Pourquoi les rongeurs remontent les flux de marchandises autour de l’étang de Berre

Les rongeurs présents dans un entrepôt du pourtour de l’étang de Berre y sont arrivés par deux voies : la marchandise elle-même et les abords immédiats du bâtiment. Une plateforme logistique ne produit pas sa population de rats, elle la reçoit, puis lui offre chaleur, nourriture et cloisons creuses pour s’installer.

Vitrolles, Marignane, Martigues, Istres et Rognac réunissent les deux conditions sur quelques kilomètres : une forte densité d’entrepôts et de zones d’activité, et une ceinture de milieux humides qui abrite en permanence des populations de rongeurs.
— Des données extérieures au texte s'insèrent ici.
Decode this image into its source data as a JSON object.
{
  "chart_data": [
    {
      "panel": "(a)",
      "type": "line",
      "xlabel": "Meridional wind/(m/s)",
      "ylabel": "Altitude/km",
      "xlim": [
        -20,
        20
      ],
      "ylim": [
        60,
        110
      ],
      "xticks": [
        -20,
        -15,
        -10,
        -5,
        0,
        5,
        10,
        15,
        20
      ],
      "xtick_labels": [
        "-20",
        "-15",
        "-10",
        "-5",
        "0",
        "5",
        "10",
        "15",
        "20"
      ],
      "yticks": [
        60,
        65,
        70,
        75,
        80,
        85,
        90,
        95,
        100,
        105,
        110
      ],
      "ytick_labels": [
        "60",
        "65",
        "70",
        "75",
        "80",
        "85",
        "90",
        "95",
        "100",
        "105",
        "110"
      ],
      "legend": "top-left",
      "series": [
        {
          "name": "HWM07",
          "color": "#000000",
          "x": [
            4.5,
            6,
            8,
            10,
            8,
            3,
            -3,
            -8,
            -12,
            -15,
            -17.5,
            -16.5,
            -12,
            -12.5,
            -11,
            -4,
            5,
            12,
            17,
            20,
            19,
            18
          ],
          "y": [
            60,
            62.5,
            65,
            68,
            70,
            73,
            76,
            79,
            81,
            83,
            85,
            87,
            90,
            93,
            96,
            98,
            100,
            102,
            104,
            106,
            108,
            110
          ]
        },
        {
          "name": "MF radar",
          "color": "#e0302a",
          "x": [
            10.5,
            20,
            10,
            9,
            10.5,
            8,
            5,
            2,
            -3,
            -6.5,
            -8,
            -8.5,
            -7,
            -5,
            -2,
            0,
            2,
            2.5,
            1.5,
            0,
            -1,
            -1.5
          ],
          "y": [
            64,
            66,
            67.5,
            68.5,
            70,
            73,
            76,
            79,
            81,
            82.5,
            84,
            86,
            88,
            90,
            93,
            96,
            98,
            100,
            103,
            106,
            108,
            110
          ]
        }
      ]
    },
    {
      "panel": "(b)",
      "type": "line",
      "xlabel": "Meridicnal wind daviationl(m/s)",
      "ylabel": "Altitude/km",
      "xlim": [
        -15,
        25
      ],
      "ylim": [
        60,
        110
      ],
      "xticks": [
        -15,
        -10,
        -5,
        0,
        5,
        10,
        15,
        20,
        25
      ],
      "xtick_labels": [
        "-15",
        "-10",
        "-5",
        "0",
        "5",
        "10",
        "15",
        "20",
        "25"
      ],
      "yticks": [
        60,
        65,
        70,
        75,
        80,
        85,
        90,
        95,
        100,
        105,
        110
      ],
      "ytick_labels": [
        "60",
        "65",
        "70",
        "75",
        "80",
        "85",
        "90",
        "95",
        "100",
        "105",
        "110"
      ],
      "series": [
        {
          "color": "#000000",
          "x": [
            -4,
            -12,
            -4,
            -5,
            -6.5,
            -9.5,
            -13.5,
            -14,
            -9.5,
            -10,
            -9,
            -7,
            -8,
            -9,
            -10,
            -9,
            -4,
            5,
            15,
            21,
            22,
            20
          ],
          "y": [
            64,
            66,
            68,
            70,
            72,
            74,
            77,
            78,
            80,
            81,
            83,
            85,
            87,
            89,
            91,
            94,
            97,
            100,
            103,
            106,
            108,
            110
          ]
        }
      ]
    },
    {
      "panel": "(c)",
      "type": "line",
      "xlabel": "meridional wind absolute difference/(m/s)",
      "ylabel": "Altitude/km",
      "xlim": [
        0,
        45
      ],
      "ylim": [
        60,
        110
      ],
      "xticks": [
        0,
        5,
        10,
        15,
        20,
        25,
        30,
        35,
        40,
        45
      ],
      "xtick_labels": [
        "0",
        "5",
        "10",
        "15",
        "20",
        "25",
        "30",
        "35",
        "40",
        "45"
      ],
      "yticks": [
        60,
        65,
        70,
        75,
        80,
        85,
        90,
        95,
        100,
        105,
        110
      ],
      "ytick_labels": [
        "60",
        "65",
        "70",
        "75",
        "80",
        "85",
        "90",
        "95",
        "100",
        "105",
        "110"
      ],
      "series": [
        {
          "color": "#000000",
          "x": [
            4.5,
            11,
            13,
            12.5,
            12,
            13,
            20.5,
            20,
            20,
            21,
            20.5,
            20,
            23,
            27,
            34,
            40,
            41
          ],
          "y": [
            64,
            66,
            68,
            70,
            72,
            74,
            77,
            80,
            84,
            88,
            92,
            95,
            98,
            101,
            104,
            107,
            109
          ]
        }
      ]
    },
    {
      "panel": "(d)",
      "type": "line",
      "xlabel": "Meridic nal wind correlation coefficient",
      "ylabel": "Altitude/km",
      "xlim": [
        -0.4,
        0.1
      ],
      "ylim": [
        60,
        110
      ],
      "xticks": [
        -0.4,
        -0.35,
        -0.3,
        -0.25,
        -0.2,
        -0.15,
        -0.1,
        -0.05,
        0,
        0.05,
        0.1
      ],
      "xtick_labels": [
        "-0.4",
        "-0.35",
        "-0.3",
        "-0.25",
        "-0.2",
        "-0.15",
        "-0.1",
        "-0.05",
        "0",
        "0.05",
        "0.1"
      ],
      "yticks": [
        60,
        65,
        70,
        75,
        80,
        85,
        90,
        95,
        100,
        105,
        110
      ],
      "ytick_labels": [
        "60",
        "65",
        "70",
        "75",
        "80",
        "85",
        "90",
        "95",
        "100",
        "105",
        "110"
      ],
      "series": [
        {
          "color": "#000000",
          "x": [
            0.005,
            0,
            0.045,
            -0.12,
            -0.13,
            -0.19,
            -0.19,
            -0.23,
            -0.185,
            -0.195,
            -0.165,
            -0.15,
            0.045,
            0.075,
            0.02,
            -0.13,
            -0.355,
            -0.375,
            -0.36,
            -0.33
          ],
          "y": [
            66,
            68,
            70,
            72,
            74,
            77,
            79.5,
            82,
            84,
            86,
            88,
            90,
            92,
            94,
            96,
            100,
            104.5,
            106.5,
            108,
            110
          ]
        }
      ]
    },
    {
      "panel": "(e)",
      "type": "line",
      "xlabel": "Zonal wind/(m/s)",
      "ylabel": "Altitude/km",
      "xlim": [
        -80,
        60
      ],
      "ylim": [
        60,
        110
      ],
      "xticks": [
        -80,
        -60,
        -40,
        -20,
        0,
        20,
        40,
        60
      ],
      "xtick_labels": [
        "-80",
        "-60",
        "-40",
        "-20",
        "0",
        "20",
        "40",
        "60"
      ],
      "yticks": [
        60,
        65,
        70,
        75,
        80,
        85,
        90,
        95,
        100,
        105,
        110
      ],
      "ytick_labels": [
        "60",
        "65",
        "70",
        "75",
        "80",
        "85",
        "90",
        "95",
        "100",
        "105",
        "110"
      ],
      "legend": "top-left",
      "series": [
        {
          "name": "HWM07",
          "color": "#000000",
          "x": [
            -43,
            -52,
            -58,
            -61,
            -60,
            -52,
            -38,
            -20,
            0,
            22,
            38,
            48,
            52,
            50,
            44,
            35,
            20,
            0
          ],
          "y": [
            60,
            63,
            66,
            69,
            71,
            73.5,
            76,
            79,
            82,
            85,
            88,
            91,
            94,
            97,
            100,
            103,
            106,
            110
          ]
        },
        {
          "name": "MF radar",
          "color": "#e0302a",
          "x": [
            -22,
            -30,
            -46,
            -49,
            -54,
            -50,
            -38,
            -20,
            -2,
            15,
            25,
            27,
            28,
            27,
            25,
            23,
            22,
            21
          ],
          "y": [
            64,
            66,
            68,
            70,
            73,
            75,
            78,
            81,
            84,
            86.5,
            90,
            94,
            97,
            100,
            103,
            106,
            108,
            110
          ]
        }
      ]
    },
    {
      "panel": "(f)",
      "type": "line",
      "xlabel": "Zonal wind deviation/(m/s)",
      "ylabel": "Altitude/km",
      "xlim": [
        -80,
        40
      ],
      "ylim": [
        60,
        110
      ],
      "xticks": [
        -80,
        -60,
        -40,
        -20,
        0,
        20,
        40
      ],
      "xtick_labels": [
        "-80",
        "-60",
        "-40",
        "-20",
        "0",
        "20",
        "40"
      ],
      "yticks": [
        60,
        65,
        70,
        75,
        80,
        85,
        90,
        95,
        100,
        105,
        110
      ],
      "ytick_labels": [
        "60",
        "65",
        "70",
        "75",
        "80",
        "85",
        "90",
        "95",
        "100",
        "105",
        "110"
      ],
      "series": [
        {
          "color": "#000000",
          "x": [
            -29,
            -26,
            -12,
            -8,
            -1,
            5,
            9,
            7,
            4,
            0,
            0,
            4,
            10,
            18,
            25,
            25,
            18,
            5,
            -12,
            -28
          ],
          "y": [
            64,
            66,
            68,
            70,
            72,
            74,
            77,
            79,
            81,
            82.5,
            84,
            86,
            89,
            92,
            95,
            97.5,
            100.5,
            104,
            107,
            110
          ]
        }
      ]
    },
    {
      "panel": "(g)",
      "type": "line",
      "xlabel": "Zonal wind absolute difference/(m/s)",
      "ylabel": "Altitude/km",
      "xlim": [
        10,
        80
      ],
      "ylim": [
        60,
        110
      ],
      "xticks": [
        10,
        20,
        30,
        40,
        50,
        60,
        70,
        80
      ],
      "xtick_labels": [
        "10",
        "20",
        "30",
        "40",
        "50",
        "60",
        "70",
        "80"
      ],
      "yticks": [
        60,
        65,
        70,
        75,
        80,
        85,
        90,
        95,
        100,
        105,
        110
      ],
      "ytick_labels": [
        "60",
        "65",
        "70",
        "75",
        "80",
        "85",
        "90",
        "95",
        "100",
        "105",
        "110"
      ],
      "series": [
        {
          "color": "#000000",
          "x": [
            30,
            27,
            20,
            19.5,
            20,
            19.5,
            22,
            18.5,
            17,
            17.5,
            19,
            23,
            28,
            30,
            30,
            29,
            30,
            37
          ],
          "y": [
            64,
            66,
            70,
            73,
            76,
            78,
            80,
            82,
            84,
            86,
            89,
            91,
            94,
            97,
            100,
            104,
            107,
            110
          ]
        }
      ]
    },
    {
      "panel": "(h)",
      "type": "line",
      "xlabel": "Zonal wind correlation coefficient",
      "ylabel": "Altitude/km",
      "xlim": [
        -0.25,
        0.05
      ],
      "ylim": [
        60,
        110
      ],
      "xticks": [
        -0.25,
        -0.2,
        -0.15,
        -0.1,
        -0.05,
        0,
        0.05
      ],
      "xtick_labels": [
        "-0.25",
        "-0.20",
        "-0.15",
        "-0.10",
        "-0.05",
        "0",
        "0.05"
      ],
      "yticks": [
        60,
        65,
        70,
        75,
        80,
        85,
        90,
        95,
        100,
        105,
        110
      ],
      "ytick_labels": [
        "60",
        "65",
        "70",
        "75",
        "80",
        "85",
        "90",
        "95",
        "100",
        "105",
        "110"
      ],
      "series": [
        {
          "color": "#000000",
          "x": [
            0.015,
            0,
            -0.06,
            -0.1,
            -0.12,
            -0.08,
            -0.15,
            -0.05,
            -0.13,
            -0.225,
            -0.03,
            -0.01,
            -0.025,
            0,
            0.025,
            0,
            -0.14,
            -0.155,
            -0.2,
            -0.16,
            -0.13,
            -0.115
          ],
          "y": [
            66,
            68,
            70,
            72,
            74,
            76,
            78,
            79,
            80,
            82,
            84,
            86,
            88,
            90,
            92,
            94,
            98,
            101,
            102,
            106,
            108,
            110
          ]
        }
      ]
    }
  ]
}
Notre équipe de dératisation à Marseille intervient régulièrement sur ces sites de stockage, où le schéma se répète d’un bâtiment à l’autre.

Le rongeur voyage avec la palette

Le transport passif explique la majorité des introductions de rongeurs en zone logistique. Un rat franchit rarement plusieurs kilomètres de terrain découvert, mais il parcourt sans difficulté de longues distances caché dans une palette filmée, un carton de préparation ou une remorque stationnée la nuit sur un parking. Le bâtiment de destination hérite alors d’un problème né ailleurs.

Cette mécanique change la lecture d’une infestation. Une population résidente laisse des traces anciennes, des coulées marquées le long des murs, des terriers en périphérie. Une introduction par flux se manifeste de façon brutale et localisée, souvent sur une seule zone de stock, quelques jours après une réception. Les deux situations demandent des réponses différentes, et les confondre fait perdre plusieurs semaines.

Les espèces se répartissent selon la nature du bâtiment. Le rat surmulot (Rattus norvegicus), fouisseur et attiré par l’eau, occupe les quais, les réseaux enterrés et les abords végétalisés. La souris domestique (Mus musculus) domine dans le stockage sec, où sa petite taille lui permet d’exploiter des interstices que le surmulot ne peut pas franchir, notamment les rayonnages garnis de denrées ou d’emballages carton.

Reste le rôle des abords. Le pourtour de l’étang alterne friches industrielles, roselières, canaux d’irrigation et bassins de rétention. Ces milieux humides constituent un réservoir permanent, avec une faune qui dépasse le seul couple rat et souris, comme le montre la présence de rats musqués et de ragondins dans les zones marécageuses du secteur. Un entrepôt implanté en lisière de ces milieux subit une pression d’entrée continue, indépendante de ses livraisons.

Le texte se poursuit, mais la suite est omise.